Grenzen für politische Entscheidungen auf nationaler Ebene setzen vor allem die supranationalen Vereinbarungen, zu denen sich Österreich bekannt hat und die es vielfach in den Verfassungsrang gehoben hat. Konkrete Beispiele finden sich in den vergangenen Jahren einige: Da wären die diversen Kürzungsmodelle für die bedarfsorientierte Mindestsicherung, eingeführt von den Bundesländern Ober- und Niederösterreich, die schließlich auch teilweise als Vorbild für die neue bundeseinheitliche Lösung von Türkis-Blau dienten. Verfassungsrechtler gaben durch die Bank zu bedenken, dass eine Ungleichbehandlung von Staatsbürgern und Asylberechtigten mit dem europäischen Recht unvereinbar sei. Beschlossen wurden die Kürzungen dennoch - auch im Wissen, dass die Mühlen der österreichischen und europäischen Höchstgerichte langsam mahlen. Krieg, Flucht und Migration haben ebenso komplexe und globale Gründe wie der Klimawandel und seine unmittelbar drohenden, ja bereits spürbaren fatalen Folgen für den ganzen Planeten. Die großen Fragen zu lösen, heißt es auch aus der Politik, sei Aufgabe der Europäischen Union. Welche Konsequenzen ziehen die Politiker real daraus, wie verändert sich dadurch ihr Wirken im nationalen Rahmen?
Keine komplexen Antworten
Stefan Hammer ortet eine Tendenz. Der Staatsrechtler und politische Philosoph am Institut für Rechtsphilosophie der Universität Wien sieht als Reaktion auf die Einschränkung des Lösungsspielraumes der komplexen, globalen Probleme den Versuch einer Problemverknappung - und zwar in Form einer Zuweisung der Probleme auf jene Bereiche, in denen sich der Eindruck nationaler, bestenfalls noch europäischer Verfügungsmacht noch besser aufrechterhalten lässt. Anstatt komplexe Antworten auf komplexe Fragen zu geben, ist es hinsichtlich der eigenen Erfolgsaussichten besser, nur Teilbereiche anzusprechen, wo man nationale Lösungen anbieten kann. Die globalen Ursachenzusammenhänge für Migration würden verdrängt, sagt Hammer, und würden politisch auf das Problem reduziert, wie dicht man nationale Grenzen machen kann, oder wie - oftmals vermeintliche - Pull-Effekte für Wirtschaftsmigration beseitigt werden können. Extrem rechte Parteien und Populisten, sagt der Rechtsphilosoph, ersetzen die mühsame Problemerörterung der komplexen Gründe für Migration einfach durch verschwörungsideologische Versatzmuster. Flüchtlinge an den Grenzen? George Soros habe Schuld. Seenotrettung? Die NGOs seien es, die die Fluchtbewegungen erst auslösen würden.

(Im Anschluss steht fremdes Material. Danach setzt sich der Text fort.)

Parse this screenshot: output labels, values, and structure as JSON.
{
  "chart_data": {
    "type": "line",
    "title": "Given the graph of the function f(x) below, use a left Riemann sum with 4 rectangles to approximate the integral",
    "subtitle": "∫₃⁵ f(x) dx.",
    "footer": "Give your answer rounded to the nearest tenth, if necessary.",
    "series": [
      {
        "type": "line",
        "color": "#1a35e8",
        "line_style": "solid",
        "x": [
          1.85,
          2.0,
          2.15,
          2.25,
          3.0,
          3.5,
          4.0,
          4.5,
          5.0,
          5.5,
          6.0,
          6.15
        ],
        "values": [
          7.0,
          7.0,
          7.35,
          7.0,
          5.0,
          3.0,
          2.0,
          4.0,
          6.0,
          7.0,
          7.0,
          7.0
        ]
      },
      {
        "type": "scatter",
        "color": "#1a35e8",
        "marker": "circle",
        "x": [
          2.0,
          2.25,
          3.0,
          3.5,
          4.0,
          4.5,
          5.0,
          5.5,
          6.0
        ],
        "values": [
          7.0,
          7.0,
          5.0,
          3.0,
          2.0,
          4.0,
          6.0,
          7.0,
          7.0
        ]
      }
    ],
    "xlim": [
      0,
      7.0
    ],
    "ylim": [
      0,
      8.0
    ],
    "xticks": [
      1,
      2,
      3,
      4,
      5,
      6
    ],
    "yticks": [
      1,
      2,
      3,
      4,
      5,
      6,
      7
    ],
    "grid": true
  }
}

Dass es ein Bewusstsein für die eigentlich begrenzten Handlungsmöglichkeiten beispielsweise beim Migrationsthema gibt, scheint dennoch bisweilen durch. Die Gegner der supranationalen Institutionen und Rechtsvereinbarungen sehen ihr Heil im Nationalstaat, wer sich durch das vereinte Europa oder die Menschenrechtskonvention in seiner Politik eingeschränkt fühlt, wird genau dies in Frage stellen. "Das Recht hat der Politik zu folgen, nicht die Politik dem Recht", forderte Ex-Innenminister Herbert Kickl. Das habe sich gegen die vor allem internationalen menschenrechtlichen Standards gerichtet. Doch auch die seien Ergebnis und Errungenschaft der Politik, ruft Stefan Hammer in Erinnerung.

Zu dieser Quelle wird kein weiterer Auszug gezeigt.